Quant à la demande de délai relative à son expulsion, l’article L 722-6 du code de la consommation rappelle que dès que le dossier de surendettement est déclaré recevable, la commission peut saisir le juge des contentieux de la protection aux fins de suspension des mesures d’expulsion du logement du débiteur.
La SCI [E] a fait signifier le 21 mars 2025 un commandement de quitter les lieux au plus tard le 21 mai 2025 à Mme [H] [F].
Le dossier de surendettement a été déposé dans ce délai mais déclaré recevable postérieurement et il n’est pas justifié de la saisine de la commission d’une demande en ce sens.
Il est constant que quoiqu’il en soit, après délivrance du commandement d’avoir à libérer les locaux, le juge de l’exécution dispose d’une compétence exclusive.
Il n’y a pas lieu dès lors pour la cour de statuer sur une telle demande.
Mme [H] [F] est déboutée de sa demande à ce titre.
3) Sur les autres demandes
La décision critiquée au titre des dépens de première instance et des frais irrépétibles est confirmée, le premier juge en ayant fait une exacte appréciation.
Mme [H] [F] supportera la charge des dépens d’appel et sera déboutée de sa demande de condamnation de la SCI [E] au titre des dispositions de l’article 700 du Code de procédure civile.

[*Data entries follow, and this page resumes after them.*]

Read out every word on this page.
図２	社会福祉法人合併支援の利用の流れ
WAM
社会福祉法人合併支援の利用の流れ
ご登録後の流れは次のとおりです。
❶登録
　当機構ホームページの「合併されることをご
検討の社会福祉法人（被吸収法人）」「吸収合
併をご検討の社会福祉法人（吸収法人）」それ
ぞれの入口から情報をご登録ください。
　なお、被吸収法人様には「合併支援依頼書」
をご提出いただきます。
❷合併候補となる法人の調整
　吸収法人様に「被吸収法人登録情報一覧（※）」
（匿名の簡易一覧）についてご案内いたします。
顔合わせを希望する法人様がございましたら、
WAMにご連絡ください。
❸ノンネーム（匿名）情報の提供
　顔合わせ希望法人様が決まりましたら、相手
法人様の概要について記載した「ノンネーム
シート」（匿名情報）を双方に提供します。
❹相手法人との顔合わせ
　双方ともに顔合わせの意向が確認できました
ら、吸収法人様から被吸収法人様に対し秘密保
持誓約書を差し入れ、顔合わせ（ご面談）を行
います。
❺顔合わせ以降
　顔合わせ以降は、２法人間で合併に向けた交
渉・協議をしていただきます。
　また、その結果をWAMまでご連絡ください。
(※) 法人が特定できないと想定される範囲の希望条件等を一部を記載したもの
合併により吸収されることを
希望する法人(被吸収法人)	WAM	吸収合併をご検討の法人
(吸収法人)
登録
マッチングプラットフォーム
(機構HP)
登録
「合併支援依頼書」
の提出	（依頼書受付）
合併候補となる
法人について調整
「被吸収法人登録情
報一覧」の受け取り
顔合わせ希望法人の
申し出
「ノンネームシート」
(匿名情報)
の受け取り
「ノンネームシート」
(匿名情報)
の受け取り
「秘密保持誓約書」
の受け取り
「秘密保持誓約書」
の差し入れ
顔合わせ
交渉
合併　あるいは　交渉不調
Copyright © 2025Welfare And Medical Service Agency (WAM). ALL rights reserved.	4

Il convient, en équité, de débouter la SCI [E] de sa demande de condamnation de Mme [H] [F] au titre des dispositions de l’article 700 du code de procédure civile en cause d’appel.
PAR CES MOTIFS
La Cour, après en avoir délibéré conformément à la loi, statuant après débats en audience publique, par arrêt contradictoire rendu par mise à disposition au greffe, en référé et en dernier ressort,
Confirme l’ordonnance de référé rendue par le juge des contentieux de la protection du tribunal judiciaire de Nîmes le 21 octobre 2024, en ses dispositions, sauf en ce qu’elle a :
— Dit n’y avoir lieu à l’octroi de délais de paiement,
L’infirme de ce seul chef,
Statuant à nouveau,
Accorde à Mme [H] [F] des délais de paiement pendant 36 mois, à compter du mois de janvier 2026, à hauteur de 35 mensualités de 100 €, la dernière s’élevant au solde de la dette, dans l’attente de la décision de la commission de surendettement,
Dit que ce versement interviendra en sus du règlement de l’indemnité d’occupation et au plus tard le dixième jour de chaque mois,
Y ajoutant,
Déboute Mme [H] [F] de sa demande de délai pour quitter les lieux,
Condamne Mme [H] [F] aux dépens d’appel,
Déboute Mme [H] [F] de sa demande de condamnation de la SCI [E] au titre de l’article 700 du code de procédure civile,
Déboute la SCI [E] de sa demande de condamnation de Mme [H] [F] au titre de l’article 700 du code de procédure civile.
Arrêt signé par la présidente et par la greffière.